Despite ASEAN’s expressed desire to engage with all relevant stakeholders in Myanmar, adherence to the principle of non-interference in the internal affairs of member states fundamentally limit the grouping’s outreach efforts to the NUG and ethnic armed groups. In fact, four of the member states have refused to engage with the NUG. The remaining ASEAN members who have reached out to the NUG have mostly preferred to keep such interactions low-key and out of the public limelight, which has led to the perception that ASEAN prioritises engagements with the junta over those with its opponents.
Japan Can Complement ASEAN’s Diplomatic Efforts
Japan’s relations with Myanmar have withstood the vicissitudes of Myanmar’s tumultuous political history. As Myanmar alternated between military rule and experiments with democratisation, Japan persisted with its “pragmatic” approach of maintaining ties with the military regimes but leveraging on economic and humanitarian aid to coax Myanmar towards democratization – a policy which Japan has continued to pursue in the current context.
Japan’s strategy has been castigated by detractors as sheer naivety. While the strategy’s effectiveness is certainly questionable and debatable, Japan has built a high level of political trust and goodwill through its decades of economic support for Myanmar. ASEAN can tap on Japan’s soft power capital as it seeks to engage with various key stakeholders in Myanmar.

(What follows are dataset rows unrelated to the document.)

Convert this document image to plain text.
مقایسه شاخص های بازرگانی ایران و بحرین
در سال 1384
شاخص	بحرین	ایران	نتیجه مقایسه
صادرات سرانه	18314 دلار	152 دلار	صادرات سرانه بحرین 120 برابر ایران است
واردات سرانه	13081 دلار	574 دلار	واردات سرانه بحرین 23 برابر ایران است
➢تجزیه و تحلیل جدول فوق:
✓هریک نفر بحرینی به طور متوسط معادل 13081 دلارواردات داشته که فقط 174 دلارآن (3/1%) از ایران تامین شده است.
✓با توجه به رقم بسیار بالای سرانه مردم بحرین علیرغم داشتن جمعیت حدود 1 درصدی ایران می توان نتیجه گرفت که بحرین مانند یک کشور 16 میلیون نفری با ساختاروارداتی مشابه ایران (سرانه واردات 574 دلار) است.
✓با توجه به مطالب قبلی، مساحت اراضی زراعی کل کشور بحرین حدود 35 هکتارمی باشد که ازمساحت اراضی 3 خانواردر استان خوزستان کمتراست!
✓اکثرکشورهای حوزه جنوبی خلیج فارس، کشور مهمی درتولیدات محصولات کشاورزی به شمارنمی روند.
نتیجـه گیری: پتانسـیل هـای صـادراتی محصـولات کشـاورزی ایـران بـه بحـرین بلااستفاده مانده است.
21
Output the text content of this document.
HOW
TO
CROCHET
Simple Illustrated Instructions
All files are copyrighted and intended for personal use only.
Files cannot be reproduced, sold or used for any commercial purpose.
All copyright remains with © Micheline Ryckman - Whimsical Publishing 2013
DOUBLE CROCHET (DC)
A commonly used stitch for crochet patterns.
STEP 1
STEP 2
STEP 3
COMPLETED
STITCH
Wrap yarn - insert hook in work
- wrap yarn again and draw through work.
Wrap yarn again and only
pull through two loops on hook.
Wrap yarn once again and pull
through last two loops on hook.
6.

In light of its increasing engagements with the NUG and ethnic armed organisations, Japan can help ASEAN to reach out to these groups by providing a neutral platform for further dialogues between them and ASEAN member states who are open to doing so. Coordination with ASEAN will be critical for Japan to effectively complement ASEAN’s outreach efforts in this area.
Japan has consistently recognised ASEAN’s central role in forging a regional response to the Myanmar crisis. The latest statement by Foreign Minister Yoko Kamikawa reiterates Japan’s “maximum support for the efforts of ASEAN to improve the situation”. Given that viable political solutions to the on-going crisis in Myanmar have proven elusive, ASEAN could enlist Japan as its diplomatic partner in its mediation efforts.
Sarah SOH is Associate Research Fellow with the Regional Security Architecture Programme at the Institute of Defence and Strategic Studies, S. Rajaratnam School of International Studies, Nanyang Technological University, Singapore.